Network Tasman has received official approval to increase its distribution prices by 9 per cent but won't be doing so, chairman Ian Kearney said at the weekend.
The Commerce Commission has looked at distribution prices for 16 companies. It found that Nelson Electricity's price was set at the right level to align revenues with costs, but Network Tasman was 9 per cent under the allowable limit.
Mr Kearney said Network Tasman had stuck to a policy of keeping any price increases below inflation since 1998.
"The local economy is under pressure and local business and domestic consumers should benefit from our low-price, low-cost strategy.
"Our distribution prices are close to the lowest in New Zealand and we aim to keep them in this position."
He said Network Tasman would be paying a second discount to consumers this year, with about $4 million coming off December power bills.
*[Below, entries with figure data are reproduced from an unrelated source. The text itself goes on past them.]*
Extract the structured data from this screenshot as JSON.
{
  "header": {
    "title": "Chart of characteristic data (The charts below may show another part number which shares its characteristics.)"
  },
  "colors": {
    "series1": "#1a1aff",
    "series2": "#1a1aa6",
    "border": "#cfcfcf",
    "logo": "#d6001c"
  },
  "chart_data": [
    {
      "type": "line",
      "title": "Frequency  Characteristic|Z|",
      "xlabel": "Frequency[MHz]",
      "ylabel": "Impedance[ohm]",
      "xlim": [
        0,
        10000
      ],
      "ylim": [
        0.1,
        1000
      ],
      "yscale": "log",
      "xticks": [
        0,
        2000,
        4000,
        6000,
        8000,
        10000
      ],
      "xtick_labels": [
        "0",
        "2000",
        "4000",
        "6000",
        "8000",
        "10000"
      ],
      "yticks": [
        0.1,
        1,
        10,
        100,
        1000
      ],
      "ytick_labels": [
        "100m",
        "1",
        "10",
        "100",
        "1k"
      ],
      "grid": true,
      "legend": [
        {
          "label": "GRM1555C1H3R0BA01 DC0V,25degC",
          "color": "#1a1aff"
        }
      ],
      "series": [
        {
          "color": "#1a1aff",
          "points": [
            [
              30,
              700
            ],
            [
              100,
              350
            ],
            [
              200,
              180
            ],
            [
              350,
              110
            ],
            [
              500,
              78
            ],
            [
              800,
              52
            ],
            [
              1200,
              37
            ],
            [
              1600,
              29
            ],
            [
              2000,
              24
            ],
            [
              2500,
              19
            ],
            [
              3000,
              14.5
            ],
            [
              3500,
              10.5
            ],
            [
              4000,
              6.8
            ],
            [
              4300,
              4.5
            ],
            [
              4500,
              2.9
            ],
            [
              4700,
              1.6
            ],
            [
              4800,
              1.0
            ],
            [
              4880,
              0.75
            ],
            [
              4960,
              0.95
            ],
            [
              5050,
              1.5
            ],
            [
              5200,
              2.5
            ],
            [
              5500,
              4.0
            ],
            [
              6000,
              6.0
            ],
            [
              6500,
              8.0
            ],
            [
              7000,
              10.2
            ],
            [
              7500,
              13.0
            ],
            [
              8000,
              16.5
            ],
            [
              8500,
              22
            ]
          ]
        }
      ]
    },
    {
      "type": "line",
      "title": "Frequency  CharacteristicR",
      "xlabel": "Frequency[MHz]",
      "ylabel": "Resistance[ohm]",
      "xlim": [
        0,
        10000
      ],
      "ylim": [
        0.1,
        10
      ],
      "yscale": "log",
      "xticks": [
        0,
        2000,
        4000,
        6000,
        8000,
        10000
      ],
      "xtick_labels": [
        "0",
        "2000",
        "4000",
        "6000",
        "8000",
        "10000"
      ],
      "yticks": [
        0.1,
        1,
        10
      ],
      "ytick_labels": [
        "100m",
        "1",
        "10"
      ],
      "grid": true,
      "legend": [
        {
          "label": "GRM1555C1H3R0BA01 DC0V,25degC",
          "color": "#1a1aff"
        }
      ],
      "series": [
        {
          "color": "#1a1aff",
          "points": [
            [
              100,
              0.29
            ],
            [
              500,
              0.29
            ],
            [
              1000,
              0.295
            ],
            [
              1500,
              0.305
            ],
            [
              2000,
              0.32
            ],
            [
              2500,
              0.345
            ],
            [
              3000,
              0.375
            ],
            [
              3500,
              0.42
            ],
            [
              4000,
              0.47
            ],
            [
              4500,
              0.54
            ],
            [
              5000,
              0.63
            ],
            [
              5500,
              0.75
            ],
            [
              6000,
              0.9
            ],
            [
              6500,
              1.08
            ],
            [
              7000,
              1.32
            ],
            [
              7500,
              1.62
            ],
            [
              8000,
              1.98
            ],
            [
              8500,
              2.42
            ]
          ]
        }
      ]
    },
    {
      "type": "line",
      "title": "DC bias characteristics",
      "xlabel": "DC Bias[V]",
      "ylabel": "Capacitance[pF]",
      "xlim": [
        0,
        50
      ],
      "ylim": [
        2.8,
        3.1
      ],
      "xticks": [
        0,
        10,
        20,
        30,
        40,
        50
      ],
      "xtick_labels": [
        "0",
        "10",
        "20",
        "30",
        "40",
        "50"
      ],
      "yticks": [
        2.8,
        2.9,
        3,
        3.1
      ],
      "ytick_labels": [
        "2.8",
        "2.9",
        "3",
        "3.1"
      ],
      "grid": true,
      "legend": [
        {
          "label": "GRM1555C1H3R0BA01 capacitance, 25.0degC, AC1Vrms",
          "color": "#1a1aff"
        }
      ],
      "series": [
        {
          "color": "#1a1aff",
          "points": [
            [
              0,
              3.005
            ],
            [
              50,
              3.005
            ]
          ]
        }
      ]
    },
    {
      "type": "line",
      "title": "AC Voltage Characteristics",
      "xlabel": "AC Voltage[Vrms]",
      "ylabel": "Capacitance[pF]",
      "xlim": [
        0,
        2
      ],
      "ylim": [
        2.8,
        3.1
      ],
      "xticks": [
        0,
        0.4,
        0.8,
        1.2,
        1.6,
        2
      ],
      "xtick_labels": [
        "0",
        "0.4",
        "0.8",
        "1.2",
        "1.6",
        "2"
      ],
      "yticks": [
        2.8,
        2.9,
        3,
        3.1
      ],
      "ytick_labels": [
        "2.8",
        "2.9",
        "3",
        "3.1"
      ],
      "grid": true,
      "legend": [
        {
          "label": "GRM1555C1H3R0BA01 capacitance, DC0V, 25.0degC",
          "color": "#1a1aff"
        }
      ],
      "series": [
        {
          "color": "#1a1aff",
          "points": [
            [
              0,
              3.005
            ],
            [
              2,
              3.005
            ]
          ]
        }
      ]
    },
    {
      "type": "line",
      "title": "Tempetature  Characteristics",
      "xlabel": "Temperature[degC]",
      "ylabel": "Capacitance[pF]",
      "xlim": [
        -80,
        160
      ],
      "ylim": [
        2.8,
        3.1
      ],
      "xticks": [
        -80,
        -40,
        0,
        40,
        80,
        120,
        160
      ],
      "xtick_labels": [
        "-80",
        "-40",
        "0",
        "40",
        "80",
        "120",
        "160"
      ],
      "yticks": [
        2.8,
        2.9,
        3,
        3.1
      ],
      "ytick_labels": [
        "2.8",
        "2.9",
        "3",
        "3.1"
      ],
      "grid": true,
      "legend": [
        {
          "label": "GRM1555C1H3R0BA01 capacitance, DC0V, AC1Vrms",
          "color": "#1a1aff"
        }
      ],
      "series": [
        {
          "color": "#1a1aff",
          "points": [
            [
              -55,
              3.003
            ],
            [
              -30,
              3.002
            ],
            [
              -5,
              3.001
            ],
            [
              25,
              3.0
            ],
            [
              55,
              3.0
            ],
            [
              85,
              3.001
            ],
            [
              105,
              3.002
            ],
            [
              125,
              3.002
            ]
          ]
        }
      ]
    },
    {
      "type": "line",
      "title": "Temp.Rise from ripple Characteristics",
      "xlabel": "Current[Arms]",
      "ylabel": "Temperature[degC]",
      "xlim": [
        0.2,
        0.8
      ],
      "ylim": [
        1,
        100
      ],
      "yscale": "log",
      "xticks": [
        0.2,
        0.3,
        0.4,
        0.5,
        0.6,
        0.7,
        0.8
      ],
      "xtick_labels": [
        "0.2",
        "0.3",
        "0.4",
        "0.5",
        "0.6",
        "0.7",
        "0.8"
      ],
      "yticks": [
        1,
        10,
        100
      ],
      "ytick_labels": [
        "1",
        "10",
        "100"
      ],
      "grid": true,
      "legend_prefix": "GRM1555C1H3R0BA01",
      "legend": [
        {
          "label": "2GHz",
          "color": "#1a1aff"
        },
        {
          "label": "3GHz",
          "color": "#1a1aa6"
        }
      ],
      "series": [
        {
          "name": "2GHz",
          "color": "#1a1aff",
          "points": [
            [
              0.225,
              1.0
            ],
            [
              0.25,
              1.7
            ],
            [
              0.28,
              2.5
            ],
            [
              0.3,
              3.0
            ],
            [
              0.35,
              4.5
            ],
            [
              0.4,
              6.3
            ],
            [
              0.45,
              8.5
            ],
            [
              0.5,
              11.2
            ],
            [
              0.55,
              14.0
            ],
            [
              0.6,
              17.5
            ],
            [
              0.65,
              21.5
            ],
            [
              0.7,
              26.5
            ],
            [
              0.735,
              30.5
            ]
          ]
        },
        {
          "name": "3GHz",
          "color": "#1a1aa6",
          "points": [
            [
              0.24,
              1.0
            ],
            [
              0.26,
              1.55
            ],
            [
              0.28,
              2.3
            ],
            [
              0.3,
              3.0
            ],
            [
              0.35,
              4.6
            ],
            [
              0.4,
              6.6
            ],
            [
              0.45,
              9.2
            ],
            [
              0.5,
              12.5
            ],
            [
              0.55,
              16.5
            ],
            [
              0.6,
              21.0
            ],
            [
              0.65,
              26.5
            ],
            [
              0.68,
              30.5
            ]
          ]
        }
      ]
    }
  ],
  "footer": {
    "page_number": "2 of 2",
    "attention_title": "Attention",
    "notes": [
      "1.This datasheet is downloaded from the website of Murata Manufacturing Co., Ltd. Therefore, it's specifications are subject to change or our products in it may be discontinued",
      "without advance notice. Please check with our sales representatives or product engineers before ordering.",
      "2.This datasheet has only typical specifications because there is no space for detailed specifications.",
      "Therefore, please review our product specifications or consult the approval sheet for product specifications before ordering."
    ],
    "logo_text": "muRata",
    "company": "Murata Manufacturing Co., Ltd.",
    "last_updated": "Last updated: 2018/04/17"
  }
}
In addition the Network Tasman Trust would distribute its annual dividend in December, a further $2.4m going to consumers.
The commission sets the maximum revenue a distribution company can earn in any one year. This maximum revenue is established through calculations aimed at providing a reasonable return on the company's assets for an efficient company.
It found that Vector should reduce its price by 10 per cent, and Horizon Energy Distribution by 3 per cent in the 2013-14 year.
Alpine Energy, Centralines, The Lines Company and Top Energy are all able to raise distribution prices by 10 per cent and may do so again the following year, to support investment in their networks.